3- Chance Ruffin, RP
Ruffin was the player to be named in the Doug Fister trade. He was a college closer for the Texas Longhorns, and a 2010 first round pick. He already has 14 innings of major league experience, and is a strong candidate to start the year in the bullpen. His plus fastball/slider combo, and the threat of a slurvy curveball, makes him a possible candidate to close games at some point in the year if the M’s deal Brandon League.
4- Tom Wilhelmsen, RP
The journey of Wilhelmsen to the majors is a crazy one. He was a one time Brewers prospect who missed the entire 2004 season because of a suspension related to marijuana usage. He walked away from the game at that point, but ended up returning to baseball in Indie ball in 2009. He showed enough there to get back into affiliated ball, spending the 2010 season in Rookie-Level ball, Low-A, and High-A. In 2011 he spent time in Double-A and the majors. He threw 33 innings for the Mariners, almost enough to make him ineligible for this list. He is eligible though, and like Ruffin, could be a dark horse for saves. He showed the ability to miss bats, 8.27 K/9, and has swing-and-miss offerings to retire left-handed and right-handed batters.
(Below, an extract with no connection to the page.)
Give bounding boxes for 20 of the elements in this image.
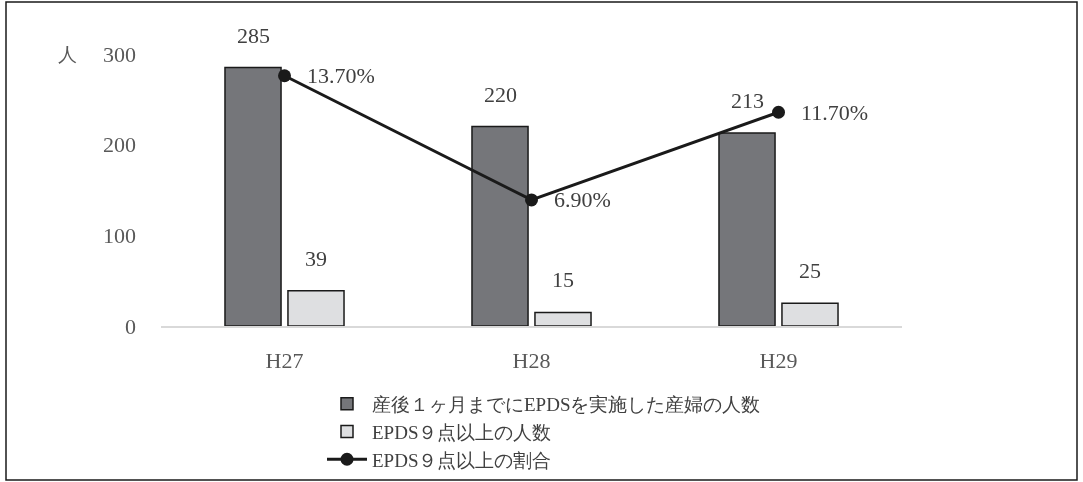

It’s unlikely he’d post great ratios, but saves are saves, and the small samples that relievers work in make anything possible.
5- Alex Liddi, 3B
Questions surround Liddi’s glove, and his ability to make contact, but if the power plays, the player stays. Liddi has pop, and may find himself embroiled in a battle at the hot corner with Kyle Seager. Both made their major league debuts last year. Seager lost his prospect eligibility, and should be viewed as the favorite to win the job. His skillset profiles better up the middle (where he was developed), and he’ll have to hit for a high average to offset his lack of power. If he struggles, Liddi will get his crack at regular playing time. He has more of a traditional corner profile of power and poor batting average. He won’t win any batting crowns, but power starved owners in extremely deep mixed leagues and AL-only formats should add Liddi to their watch lists.